Thursday, March 14, 2013

Un-fried chicken, better than KFC.

So, someone on my friends list had posted to Facebook that she was craving fried chicken, and that started me wanting some.  I have not had fried chicken in years and years and years... and this is GOOD.  And will not give you a tummyache.


So to start:

Chicken legs (or a cut-up chicken, if that is how you roll)
Buttermilk.

Soak the chicken pieces in buttermilk (in the fridge, please!) at least overnight.

Preheat oven to 350.

Mix together equal amounts of:
Corn flour (not meal, flour..this is the stuff from Bob's Red Mill, its fine)
Millet flour

add a small amount of amaranth flour (about half the amount you used of the corn)

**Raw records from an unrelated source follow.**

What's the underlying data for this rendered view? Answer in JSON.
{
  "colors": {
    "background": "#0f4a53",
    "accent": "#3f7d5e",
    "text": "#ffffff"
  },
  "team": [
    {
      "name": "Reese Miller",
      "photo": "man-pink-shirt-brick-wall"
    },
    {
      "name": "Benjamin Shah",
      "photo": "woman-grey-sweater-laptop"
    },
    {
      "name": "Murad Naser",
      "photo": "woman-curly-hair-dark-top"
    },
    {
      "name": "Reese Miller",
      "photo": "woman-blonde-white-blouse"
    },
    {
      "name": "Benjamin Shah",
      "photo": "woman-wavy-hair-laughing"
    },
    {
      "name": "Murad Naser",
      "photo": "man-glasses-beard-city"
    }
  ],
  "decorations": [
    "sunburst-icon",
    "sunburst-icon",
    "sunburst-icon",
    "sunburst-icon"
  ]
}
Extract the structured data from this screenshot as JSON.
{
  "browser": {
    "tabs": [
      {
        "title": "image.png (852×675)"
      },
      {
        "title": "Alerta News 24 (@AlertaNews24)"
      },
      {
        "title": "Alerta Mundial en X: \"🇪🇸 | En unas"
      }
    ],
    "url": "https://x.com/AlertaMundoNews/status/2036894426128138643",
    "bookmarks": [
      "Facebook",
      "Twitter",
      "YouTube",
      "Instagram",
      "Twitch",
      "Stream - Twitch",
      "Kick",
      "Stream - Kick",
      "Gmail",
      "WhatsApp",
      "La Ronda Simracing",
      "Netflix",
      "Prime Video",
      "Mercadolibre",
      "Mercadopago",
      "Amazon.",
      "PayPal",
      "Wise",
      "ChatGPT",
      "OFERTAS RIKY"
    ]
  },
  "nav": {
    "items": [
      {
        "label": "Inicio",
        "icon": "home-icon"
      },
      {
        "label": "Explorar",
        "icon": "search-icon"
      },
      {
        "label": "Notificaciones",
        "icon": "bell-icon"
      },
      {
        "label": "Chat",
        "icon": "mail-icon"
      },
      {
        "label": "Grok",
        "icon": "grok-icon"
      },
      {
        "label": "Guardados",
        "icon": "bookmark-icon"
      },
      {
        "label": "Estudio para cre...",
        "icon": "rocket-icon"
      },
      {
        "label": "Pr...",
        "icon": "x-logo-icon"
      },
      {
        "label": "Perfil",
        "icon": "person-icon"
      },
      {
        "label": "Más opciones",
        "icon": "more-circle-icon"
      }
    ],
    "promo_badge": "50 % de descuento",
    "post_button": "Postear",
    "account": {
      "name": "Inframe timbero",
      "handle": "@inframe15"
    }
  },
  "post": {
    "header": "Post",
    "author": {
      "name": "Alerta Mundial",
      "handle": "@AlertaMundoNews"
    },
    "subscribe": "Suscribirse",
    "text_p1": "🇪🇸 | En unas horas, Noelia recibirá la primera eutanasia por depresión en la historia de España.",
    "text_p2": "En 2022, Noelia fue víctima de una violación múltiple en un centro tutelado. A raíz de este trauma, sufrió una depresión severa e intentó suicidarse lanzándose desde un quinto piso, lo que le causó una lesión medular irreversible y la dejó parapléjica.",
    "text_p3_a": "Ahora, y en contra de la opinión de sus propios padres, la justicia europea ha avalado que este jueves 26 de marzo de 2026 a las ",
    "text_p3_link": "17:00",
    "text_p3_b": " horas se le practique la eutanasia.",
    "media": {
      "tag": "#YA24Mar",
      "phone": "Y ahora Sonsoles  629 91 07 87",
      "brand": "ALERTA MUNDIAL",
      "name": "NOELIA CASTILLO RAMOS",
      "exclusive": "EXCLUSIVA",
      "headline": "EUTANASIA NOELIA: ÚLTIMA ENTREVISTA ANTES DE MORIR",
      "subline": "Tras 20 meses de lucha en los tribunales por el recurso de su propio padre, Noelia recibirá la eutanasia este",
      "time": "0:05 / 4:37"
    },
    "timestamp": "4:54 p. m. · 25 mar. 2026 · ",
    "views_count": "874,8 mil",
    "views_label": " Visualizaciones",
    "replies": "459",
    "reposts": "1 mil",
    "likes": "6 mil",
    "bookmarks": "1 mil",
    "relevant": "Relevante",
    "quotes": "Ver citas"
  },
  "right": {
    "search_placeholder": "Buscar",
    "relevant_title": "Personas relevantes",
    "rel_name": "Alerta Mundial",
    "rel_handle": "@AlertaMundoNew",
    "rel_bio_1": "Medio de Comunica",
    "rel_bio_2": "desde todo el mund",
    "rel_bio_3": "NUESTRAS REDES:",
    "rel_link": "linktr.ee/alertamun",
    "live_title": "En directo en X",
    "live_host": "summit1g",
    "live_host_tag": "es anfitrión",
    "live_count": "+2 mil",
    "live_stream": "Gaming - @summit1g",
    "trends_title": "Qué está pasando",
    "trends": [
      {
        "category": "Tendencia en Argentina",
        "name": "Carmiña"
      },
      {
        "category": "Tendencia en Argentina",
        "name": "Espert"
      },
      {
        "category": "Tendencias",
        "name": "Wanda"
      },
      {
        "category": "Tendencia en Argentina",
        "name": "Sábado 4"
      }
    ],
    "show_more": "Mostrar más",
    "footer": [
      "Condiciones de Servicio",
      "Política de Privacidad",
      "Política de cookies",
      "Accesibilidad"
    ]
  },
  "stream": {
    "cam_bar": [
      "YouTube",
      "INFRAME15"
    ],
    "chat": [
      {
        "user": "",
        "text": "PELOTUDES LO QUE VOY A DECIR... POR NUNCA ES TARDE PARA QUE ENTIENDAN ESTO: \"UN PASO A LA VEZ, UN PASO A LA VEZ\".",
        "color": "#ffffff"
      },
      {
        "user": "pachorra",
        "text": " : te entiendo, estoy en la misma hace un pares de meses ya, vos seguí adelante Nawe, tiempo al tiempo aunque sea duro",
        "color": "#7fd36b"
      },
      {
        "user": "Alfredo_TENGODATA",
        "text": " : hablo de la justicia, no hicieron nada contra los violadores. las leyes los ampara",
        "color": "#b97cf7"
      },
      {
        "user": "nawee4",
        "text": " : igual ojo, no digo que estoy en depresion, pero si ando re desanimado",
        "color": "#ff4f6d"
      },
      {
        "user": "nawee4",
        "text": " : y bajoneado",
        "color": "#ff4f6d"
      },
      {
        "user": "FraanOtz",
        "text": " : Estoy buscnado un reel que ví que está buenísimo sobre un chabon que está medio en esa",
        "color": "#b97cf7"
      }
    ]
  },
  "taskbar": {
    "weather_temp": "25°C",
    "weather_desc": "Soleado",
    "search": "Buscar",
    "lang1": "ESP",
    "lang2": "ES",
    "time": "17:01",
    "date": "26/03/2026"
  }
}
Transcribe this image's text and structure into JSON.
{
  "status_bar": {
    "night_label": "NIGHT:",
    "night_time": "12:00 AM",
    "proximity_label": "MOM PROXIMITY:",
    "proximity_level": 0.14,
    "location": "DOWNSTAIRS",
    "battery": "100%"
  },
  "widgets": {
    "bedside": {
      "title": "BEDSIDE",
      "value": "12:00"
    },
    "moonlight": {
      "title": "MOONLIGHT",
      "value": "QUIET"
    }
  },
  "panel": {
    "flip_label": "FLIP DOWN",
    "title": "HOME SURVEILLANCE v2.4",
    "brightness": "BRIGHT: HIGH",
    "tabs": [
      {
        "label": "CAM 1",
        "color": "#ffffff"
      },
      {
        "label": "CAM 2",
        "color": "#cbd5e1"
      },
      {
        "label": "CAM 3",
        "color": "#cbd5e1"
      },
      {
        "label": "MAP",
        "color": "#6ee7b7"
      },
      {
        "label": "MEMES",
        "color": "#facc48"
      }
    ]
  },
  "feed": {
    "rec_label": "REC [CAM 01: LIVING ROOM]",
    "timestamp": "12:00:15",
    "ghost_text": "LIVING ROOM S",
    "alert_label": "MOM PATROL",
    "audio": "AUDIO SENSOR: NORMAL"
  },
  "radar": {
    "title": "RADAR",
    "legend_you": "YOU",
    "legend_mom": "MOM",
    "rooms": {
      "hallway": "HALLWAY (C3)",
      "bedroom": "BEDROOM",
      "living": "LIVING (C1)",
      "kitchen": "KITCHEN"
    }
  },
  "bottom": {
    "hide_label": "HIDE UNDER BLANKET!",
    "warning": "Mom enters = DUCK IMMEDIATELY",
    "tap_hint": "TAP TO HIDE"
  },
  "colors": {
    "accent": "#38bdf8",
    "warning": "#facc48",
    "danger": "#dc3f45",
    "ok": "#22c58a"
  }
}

Parmesan.  (I grated it fresh on a microplane, you don't need much, but it helps the crust adhere)

Paprika, pepper, salt, thyme, (any other spices you want..I used some buttermilk ranch mix, and some dried shallot powder)

mix mix mix.  Put into shallow dish/pan.

Put about a tablespoon of melted butter in the bottom of whatever baking dish you are using, make sure the bottom of the dish is covered.

Dredge the chicken in the mixture of flours, place in baking pan.

Spritz the top with a squirt of baking spray.

Place in oven.   About halfway through the cooking time you'll want to flip the chicken...   I found it took about 45 minutes total  for about 6 legs.

I served it with a lovely fennel and apple salad.  Very simple, sliced fennel, sliced apple, raisins and a simple vinaigrette made with orange juice.